Local officials said militants threw grenades at a government office in the Dalbandin district, but security forces responded quickly, and the attackers ran away. Police also said attacks on security posts in the Balincha, Tump, and Kharan districts had been stopped. In Pasni and Gwadar, militants tried to kidnap bus passengers on highways.
The BLA is banned in Pakistan and is listed as a terrorist organization by the United States. It has carried out many attacks in recent years. Pakistan says India supports the group, but India denies this. Pakistan has also often claimed that Baloch separatists, the Pakistani Taliban, and other militants use Afghan territory to launch attacks into Pakistan, which Afghanistan denies.

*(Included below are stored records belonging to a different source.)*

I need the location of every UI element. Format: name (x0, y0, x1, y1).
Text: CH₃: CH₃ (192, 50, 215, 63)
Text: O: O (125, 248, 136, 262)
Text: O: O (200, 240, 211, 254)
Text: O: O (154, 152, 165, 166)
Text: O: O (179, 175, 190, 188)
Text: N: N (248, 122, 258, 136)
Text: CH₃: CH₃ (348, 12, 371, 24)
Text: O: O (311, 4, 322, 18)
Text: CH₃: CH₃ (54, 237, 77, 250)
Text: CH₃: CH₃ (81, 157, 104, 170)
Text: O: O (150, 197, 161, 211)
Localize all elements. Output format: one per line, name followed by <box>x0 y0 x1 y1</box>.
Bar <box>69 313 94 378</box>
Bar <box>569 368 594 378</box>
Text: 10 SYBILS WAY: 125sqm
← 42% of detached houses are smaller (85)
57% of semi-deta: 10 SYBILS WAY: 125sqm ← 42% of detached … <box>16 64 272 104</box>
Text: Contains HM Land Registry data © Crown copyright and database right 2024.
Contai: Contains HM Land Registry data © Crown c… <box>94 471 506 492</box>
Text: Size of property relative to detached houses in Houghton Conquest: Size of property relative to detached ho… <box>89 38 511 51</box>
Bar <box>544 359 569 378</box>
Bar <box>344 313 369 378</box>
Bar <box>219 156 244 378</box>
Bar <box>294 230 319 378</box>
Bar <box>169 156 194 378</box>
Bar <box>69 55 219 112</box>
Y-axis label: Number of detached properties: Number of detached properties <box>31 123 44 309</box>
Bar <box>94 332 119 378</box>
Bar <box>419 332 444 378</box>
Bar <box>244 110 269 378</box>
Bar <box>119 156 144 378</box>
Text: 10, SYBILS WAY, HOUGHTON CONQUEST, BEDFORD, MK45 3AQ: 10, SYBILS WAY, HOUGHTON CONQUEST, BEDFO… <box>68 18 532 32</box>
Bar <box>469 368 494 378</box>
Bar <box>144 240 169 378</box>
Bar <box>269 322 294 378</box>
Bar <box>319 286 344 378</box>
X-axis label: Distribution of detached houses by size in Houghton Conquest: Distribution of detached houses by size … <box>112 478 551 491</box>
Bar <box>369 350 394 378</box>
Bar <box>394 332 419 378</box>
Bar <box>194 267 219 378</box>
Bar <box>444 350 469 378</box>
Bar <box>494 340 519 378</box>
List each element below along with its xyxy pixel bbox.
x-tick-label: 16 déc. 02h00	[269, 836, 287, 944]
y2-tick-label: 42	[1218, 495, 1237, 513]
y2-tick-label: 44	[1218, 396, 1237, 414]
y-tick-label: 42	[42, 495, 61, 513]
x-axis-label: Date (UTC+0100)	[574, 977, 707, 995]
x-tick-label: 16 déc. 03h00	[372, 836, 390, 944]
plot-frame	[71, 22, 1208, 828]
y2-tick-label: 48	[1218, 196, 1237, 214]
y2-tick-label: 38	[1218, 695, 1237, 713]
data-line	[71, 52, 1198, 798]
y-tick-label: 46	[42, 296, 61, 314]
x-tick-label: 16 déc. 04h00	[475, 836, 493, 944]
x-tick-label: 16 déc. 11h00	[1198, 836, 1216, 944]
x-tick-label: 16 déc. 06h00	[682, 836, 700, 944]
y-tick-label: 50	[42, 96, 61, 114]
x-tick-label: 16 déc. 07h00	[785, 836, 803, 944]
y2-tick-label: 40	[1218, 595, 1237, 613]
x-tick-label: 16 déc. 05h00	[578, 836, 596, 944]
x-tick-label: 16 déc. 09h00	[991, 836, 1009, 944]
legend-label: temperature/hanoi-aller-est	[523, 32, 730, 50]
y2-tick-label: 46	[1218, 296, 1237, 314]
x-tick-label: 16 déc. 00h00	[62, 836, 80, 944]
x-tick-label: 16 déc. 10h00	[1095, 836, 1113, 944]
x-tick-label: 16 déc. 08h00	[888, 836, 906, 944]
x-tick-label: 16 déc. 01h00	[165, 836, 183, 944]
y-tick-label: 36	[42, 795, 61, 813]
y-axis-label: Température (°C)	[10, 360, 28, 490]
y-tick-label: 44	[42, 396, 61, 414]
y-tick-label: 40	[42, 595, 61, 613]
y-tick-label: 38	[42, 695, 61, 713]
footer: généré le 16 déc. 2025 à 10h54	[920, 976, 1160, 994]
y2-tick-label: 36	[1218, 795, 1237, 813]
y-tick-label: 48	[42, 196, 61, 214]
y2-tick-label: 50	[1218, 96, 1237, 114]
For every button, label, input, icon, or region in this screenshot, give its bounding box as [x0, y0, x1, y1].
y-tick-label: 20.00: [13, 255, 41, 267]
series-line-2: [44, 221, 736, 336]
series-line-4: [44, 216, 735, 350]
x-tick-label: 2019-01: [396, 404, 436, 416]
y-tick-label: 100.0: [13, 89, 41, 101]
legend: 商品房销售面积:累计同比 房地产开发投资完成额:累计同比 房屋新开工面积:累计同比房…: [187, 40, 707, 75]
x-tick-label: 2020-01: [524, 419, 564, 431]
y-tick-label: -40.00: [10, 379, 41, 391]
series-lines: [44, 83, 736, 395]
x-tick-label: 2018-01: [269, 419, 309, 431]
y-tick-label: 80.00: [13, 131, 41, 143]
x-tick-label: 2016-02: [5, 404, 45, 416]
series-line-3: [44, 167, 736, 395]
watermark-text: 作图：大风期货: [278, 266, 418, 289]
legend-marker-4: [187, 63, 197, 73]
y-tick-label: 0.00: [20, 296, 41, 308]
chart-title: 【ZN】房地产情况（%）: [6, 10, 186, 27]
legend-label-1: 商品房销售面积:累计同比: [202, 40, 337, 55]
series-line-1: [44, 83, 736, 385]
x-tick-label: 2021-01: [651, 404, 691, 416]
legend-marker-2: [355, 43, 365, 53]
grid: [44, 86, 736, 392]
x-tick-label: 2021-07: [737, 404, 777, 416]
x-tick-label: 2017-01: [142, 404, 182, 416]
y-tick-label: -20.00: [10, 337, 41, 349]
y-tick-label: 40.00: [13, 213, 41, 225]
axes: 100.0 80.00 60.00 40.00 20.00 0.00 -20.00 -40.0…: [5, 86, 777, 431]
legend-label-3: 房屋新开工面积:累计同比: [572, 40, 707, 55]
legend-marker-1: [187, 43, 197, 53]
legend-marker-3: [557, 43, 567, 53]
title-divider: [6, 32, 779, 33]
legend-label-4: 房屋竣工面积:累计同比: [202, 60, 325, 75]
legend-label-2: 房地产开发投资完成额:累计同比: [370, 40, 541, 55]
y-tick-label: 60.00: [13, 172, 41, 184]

Abdullah Khan, head of the Pakistan Institute for Conflict and Security Studies in Islamabad, told The Associated Press that terrorists linked to the BLA or other groups had never before been killed in such high numbers in a single day in Balochistan.
Baloch separatist groups and the Pakistani Taliban, also known as Tehrik-e-Taliban Pakistan (TTP), have increased their attacks in recent months. The TTP is a separate group but is allied with Afghanistan's Taliban, who returned to power in August 2021.